Brief Description: Concerning uniform ballot design.
Sponsors: Representatives Van De Wege, Hunt, Stanford, Liias, Hayes, Morrell, Appleton, Fitzgibbon, Hudgins, Reykdal and Bergquist.
Hearing Date: 1/24/13
Staff: Marsha Reilly (786-7135).
The Secretary of State (Secretary) has the authority to inspect, evaluate, test, and approve voting systems for use in the state. The Secretary may not approve any system that does not: provide for voter secrecy, permit the voter to vote for any candidate or measure; correctly register all votes cast for any candidate or measure; and allow a vote for more than one candidate by a single operation of the voting system (except for President and Vice President of the United States).

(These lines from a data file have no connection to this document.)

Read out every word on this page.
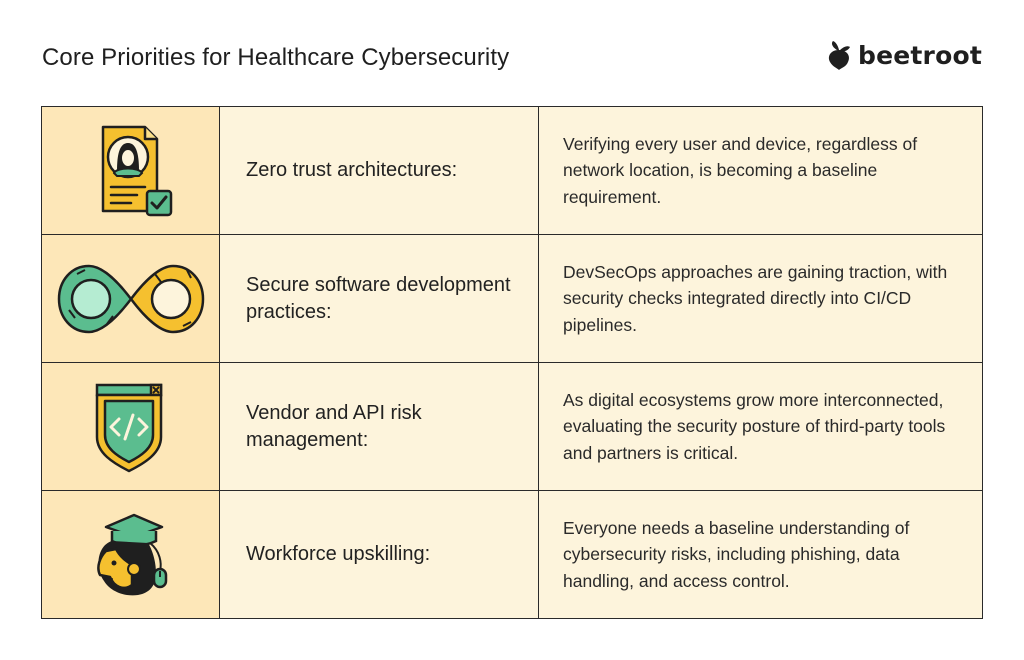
Core Priorities for Healthcare Cybersecurity	beetroot
	Zero trust architectures:	Verifying every user and device, regardless of network location, is becoming a baseline requirement.

	Secure software development practices:	DevSecOps approaches are gaining traction, with security checks integrated directly into CI/CD pipelines.

	Vendor and API risk management:	As digital ecosystems grow more interconnected, evaluating the security posture of third-party tools and partners is critical.

	Workforce upskilling:	Everyone needs a baseline understanding of cybersecurity risks, including phishing, data handling, and access control.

No system may be used unless it has been tested and certified by an independent testing authority designed by the United States Election Assistance Commission.

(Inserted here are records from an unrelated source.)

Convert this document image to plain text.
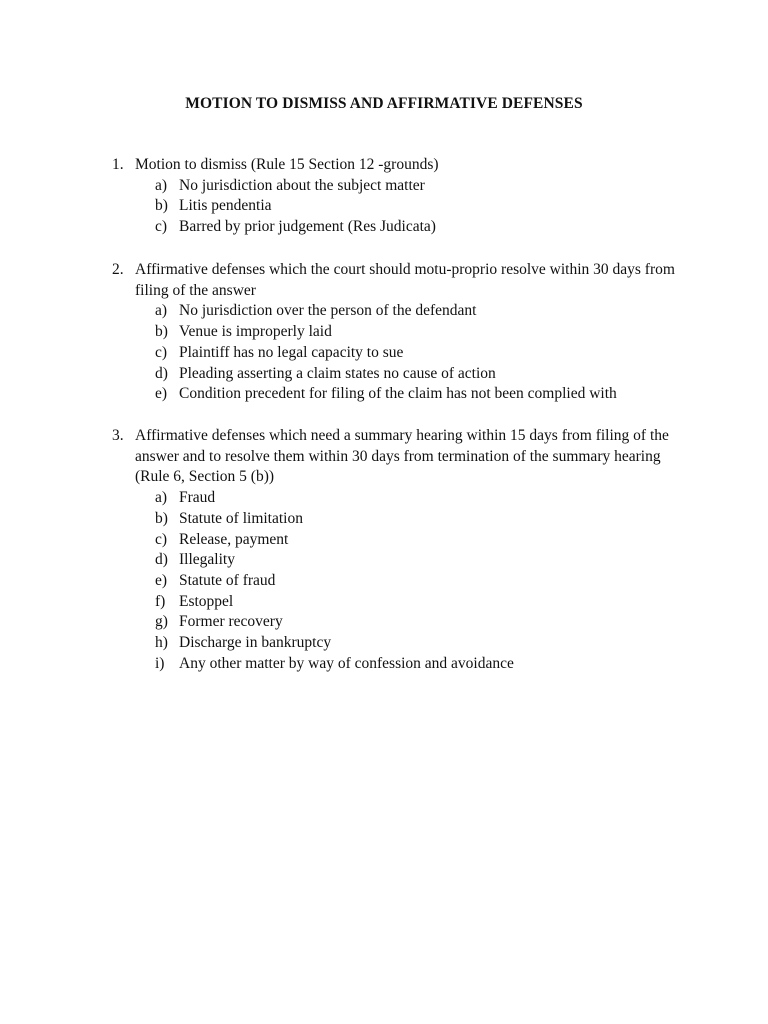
MOTION TO DISMISS AND AFFIRMATIVE DEFENSES
1. Motion to dismiss (Rule 15 Section 12 -grounds)
a) No jurisdiction about the subject matter
b) Litis pendentia
c) Barred by prior judgement (Res Judicata)
2. Affirmative defenses which the court should motu-proprio resolve within 30 days from filing of the answer
a) No jurisdiction over the person of the defendant
b) Venue is improperly laid
c) Plaintiff has no legal capacity to sue
d) Pleading asserting a claim states no cause of action
e) Condition precedent for filing of the claim has not been complied with
3. Affirmative defenses which need a summary hearing within 15 days from filing of the answer and to resolve them within 30 days from termination of the summary hearing (Rule 6, Section 5 (b))
a) Fraud
b) Statute of limitation
c) Release, payment
d) Illegality
e) Statute of fraud
f) Estoppel
g) Former recovery
h) Discharge in bankruptcy
i) Any other matter by way of confession and avoidance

Four different voting systems currently are used within the state. The WinEDS 4.0 voting system requires the voter to connect an arrow for a response, and the system is currently used in five counties. The Hart voting system requires the voter to fill in a rectangle as a response, and is used by 24 counties. The ES&S Unity voting system requires voters to fill in an oval as a response, and is in use by nine counties. Finally, the Assure 1.2 voting system in use by King County requires voters to fill in an oval as a response.
Ballots are required to be uniform within a precinct and must identify the type of election, the county, and the date of the primary election. The ballot must include instructions on the proper method of recording a vote. The various offices and issues on a ballot must be clearly separated from each other.
Summary of Bill:
The Secretary may approve only those vote tallying systems that allow for a vote to be cast by filling in an oval. The Secretary, in conjunction with county auditors, must develop a uniform ballot format that must be used by each county and implemented by the year 2020.
By the year 2020, or upon the replacement of vote tallying equipment, whichever occurs first, all ballots for all elections must be designed so that a vote is cast by filling in an oval.
The Secretary, in conjunction with the Department of Enterprise Services and in consultation with county auditors, may develop a master contract for vote counting equipment for purchase by the counties.
Fiscal Note: Requested on January 16, 2013.
Effective Date: The bill takes effect 90 days after adjournment of the session in which the bill is passed.